I don't think Java (when it was owned by Sun) nor .NET (even currently) run the risk of a VC "our incredible journey" event causing "barrel bending" nor the backing company running out of money. In the first flavor, they'd want their pound of flesh and the "our new compiler pricing is ..." would be no good. In the latter, even if they actually opened the platform on the way out, it still would require finding a steward who could carry the platform forward, which is a :-( place to be if you have critical code running upon it
I guess the summary is that neither Java [at the time] nor .NET were profit centers for their owners, nor their only reason for existing
Yes, and there is a reason for that: Both are deeply integrated in Microsofts ecosystem, and whether one likes that or not, that ecosystem is the dominant platform for desktop computing, especially in commercial settings.
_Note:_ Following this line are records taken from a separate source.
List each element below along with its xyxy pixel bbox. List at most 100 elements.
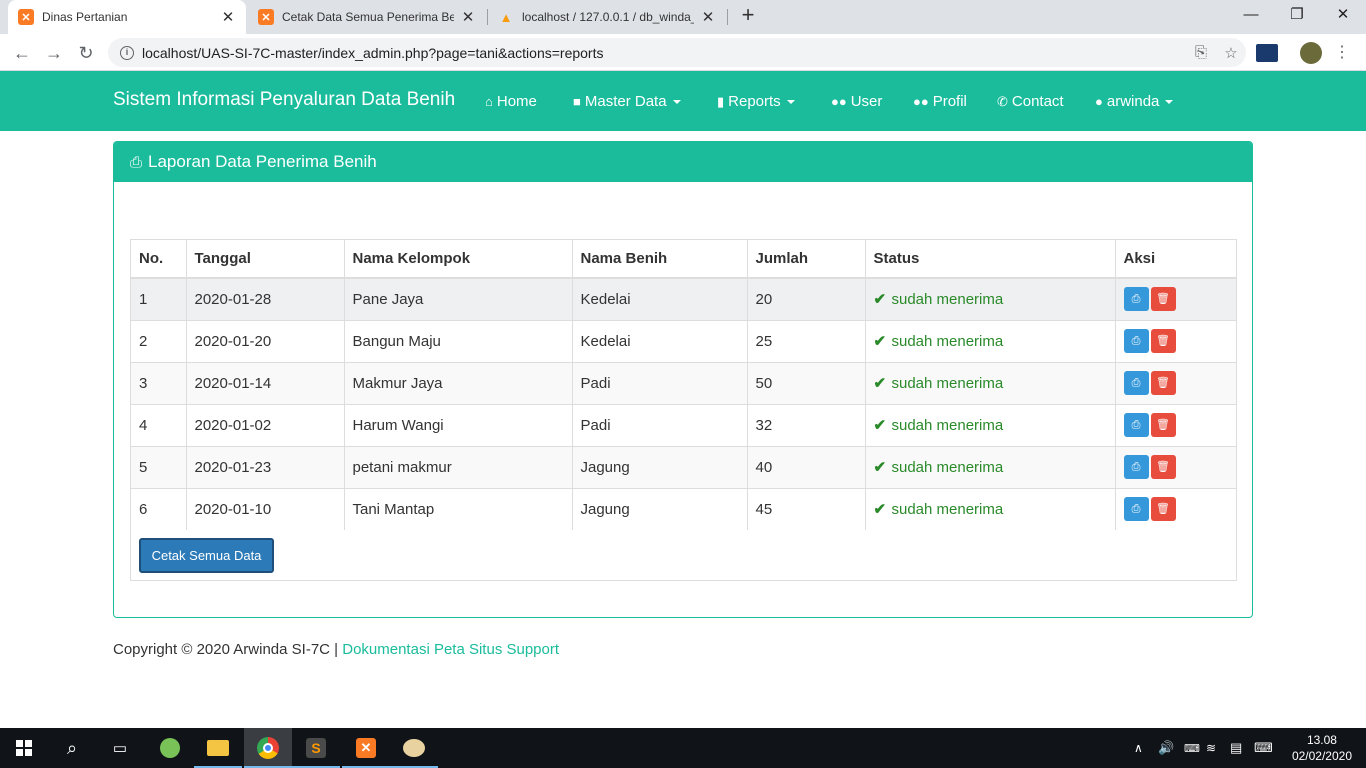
sublime-text-icon[interactable]: S [292, 728, 340, 768]
site-brand[interactable]: Sistem Informasi Penyaluran Data Benih [113, 89, 455, 111]
browser-tab[interactable]: ✕ Cetak Data Semua Penerima Beni ✕ [248, 0, 486, 34]
delete-button[interactable]: 🗑 [1150, 497, 1176, 522]
menu-dots-icon[interactable]: ⋮ [1334, 42, 1350, 64]
cell-jumlah: 32 [747, 403, 866, 446]
status-text: sudah menerima [891, 333, 1004, 350]
cell-jumlah: 20 [747, 277, 866, 320]
users-icon: ●● [831, 94, 847, 109]
new-tab-button[interactable]: + [736, 4, 760, 28]
back-button[interactable]: ← [8, 40, 36, 66]
print-button[interactable]: ⎙ [1123, 413, 1149, 437]
delete-button[interactable]: 🗑 [1150, 287, 1176, 312]
home-icon: ⌂ [485, 94, 493, 109]
wifi-icon[interactable]: ≋ [1206, 728, 1216, 768]
cell-status: ✔ sudah menerima [865, 277, 1116, 320]
panel-title: Laporan Data Penerima Benih [148, 152, 377, 171]
nav-account[interactable]: ● arwinda [1095, 93, 1174, 110]
print-button[interactable]: ⎙ [1123, 329, 1149, 353]
xampp-icon[interactable]: ✕ [342, 728, 390, 768]
caret-down-icon [672, 99, 681, 104]
volume-icon[interactable]: 🔊 [1158, 728, 1174, 768]
notification-icon[interactable]: ▤ [1230, 728, 1242, 768]
col-header-tanggal: Tanggal [186, 240, 345, 279]
site-footer: Copyright © 2020 Arwinda SI-7C | Dokumen… [113, 641, 559, 658]
url-text: localhost/UAS-SI-7C-master/index_admin.p… [142, 44, 604, 61]
xampp-icon: ✕ [18, 9, 34, 25]
panel-heading: ⎙ Laporan Data Penerima Benih [114, 142, 1252, 182]
cell-benih: Kedelai [572, 277, 748, 320]
bookmark-star-icon[interactable]: ☆ [1216, 44, 1246, 62]
extension-icon[interactable] [1256, 44, 1278, 62]
chrome-icon[interactable] [244, 728, 292, 768]
profile-avatar[interactable] [1300, 42, 1322, 64]
nav-contact-label: Contact [1011, 93, 1064, 110]
close-tab-icon[interactable]: ✕ [460, 8, 476, 26]
check-icon: ✔ [873, 417, 887, 434]
delete-button[interactable]: 🗑 [1150, 413, 1176, 437]
file-icon: ▮ [717, 93, 725, 109]
cell-status: ✔ sudah menerima [865, 403, 1116, 446]
nav-master-data-label: Master Data [584, 93, 667, 110]
windows-taskbar: ⌕ ▭ S ✕ ∧ 🔊 ⌨ ≋ ▤ ⌨ 13.08 02/02/2020 [0, 728, 1366, 768]
table-row: 2 2020-01-20 Bangun Maju Kedelai 25 ✔ sud… [131, 319, 1236, 362]
cell-aksi: ⎙ 🗑 [1115, 445, 1236, 488]
print-button[interactable]: ⎙ [1123, 371, 1149, 395]
nav-home[interactable]: ⌂ Home [485, 93, 537, 110]
delete-button[interactable]: 🗑 [1150, 455, 1176, 479]
status-text: sudah menerima [891, 501, 1004, 519]
browser-tab-active[interactable]: ✕ Dinas Pertanian ✕ [8, 0, 246, 34]
keyboard-icon[interactable]: ⌨ [1254, 728, 1273, 768]
android-studio-icon[interactable] [146, 728, 194, 768]
print-button[interactable]: ⎙ [1123, 497, 1149, 522]
translate-icon[interactable]: ⎘ [1186, 44, 1216, 61]
close-window-button[interactable]: ✕ [1320, 0, 1366, 34]
cell-kelompok: Makmur Jaya [344, 361, 573, 404]
reload-button[interactable]: ↻ [72, 40, 100, 66]
paint-icon[interactable] [390, 728, 438, 768]
taskbar-clock[interactable]: 13.08 02/02/2020 [1292, 732, 1352, 764]
check-icon: ✔ [873, 333, 887, 350]
address-bar[interactable]: i localhost/UAS-SI-7C-master/index_admin… [108, 38, 1246, 67]
footer-links[interactable]: Dokumentasi Peta Situs Support [342, 641, 559, 658]
info-icon[interactable]: i [120, 45, 134, 60]
restore-button[interactable]: ❐ [1274, 0, 1320, 34]
search-icon[interactable]: ⌕ [48, 728, 96, 768]
xampp-icon: ✕ [258, 9, 274, 25]
phone-icon: ✆ [997, 93, 1008, 109]
copyright-text: Copyright © 2020 Arwinda SI-7C | [113, 641, 343, 658]
report-panel: ⎙ Laporan Data Penerima Benih No. Tangga… [113, 141, 1253, 618]
file-explorer-icon[interactable] [194, 728, 242, 768]
cell-tanggal: 2020-01-20 [186, 319, 345, 362]
close-tab-icon[interactable]: ✕ [220, 8, 236, 26]
show-hidden-icons-icon[interactable]: ∧ [1134, 728, 1143, 768]
task-view-icon[interactable]: ▭ [96, 728, 144, 768]
print-button[interactable]: ⎙ [1123, 287, 1149, 312]
col-header-jumlah: Jumlah [747, 240, 866, 279]
nav-master-data[interactable]: ■ Master Data [573, 93, 681, 110]
browser-tab[interactable]: ▲ localhost / 127.0.0.1 / db_winda_ ✕ [488, 0, 726, 34]
forward-button[interactable]: → [40, 40, 68, 66]
report-table: No. Tanggal Nama Kelompok Nama Benih Jum… [131, 240, 1236, 530]
nav-reports[interactable]: ▮ Reports [717, 93, 795, 110]
nav-profil[interactable]: ●● Profil [913, 93, 967, 110]
cell-tanggal: 2020-01-02 [186, 403, 345, 446]
delete-button[interactable]: 🗑 [1150, 371, 1176, 395]
col-header-aksi: Aksi [1115, 240, 1236, 279]
cell-aksi: ⎙ 🗑 [1115, 361, 1236, 404]
cell-no: 1 [131, 277, 187, 320]
windows-start-icon[interactable] [0, 728, 48, 768]
print-button[interactable]: ⎙ [1123, 455, 1149, 479]
caret-down-icon [786, 99, 795, 104]
report-table-container: No. Tanggal Nama Kelompok Nama Benih Jum… [130, 239, 1237, 581]
close-tab-icon[interactable]: ✕ [700, 8, 716, 26]
delete-button[interactable]: 🗑 [1150, 329, 1176, 353]
print-all-button[interactable]: Cetak Semua Data [139, 538, 274, 573]
col-header-status: Status [865, 240, 1116, 279]
cell-jumlah: 25 [747, 319, 866, 362]
nav-contact[interactable]: ✆ Contact [997, 93, 1064, 110]
nav-user[interactable]: ●● User [831, 93, 882, 110]
language-icon[interactable]: ⌨ [1184, 728, 1200, 768]
minimize-button[interactable]: — [1228, 0, 1274, 34]
cell-benih: Jagung [572, 445, 748, 488]
browser-tabbar: ✕ Dinas Pertanian ✕ ✕ Cetak Data Semua P… [0, 0, 1366, 34]
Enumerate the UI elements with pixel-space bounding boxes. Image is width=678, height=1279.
What would be comparable driver for Mojo?
https://i.imgur.com/0NaxFGB.png
Was lowkey hoping this was about Mojolicious, the Perl web framework
Yeah, I also get confused with references. I was annoyed from the start, when "Mojo" was announced as a Python family language. Mojolicious uses the "Mojo" namespace and is referred to as that quite often. I know Perl is not as popular as it used to be, but Mojolicious is probably the most popular framework of a language that is roughly in the same "space" as Python, so that naming choice was very ignorant IMHO.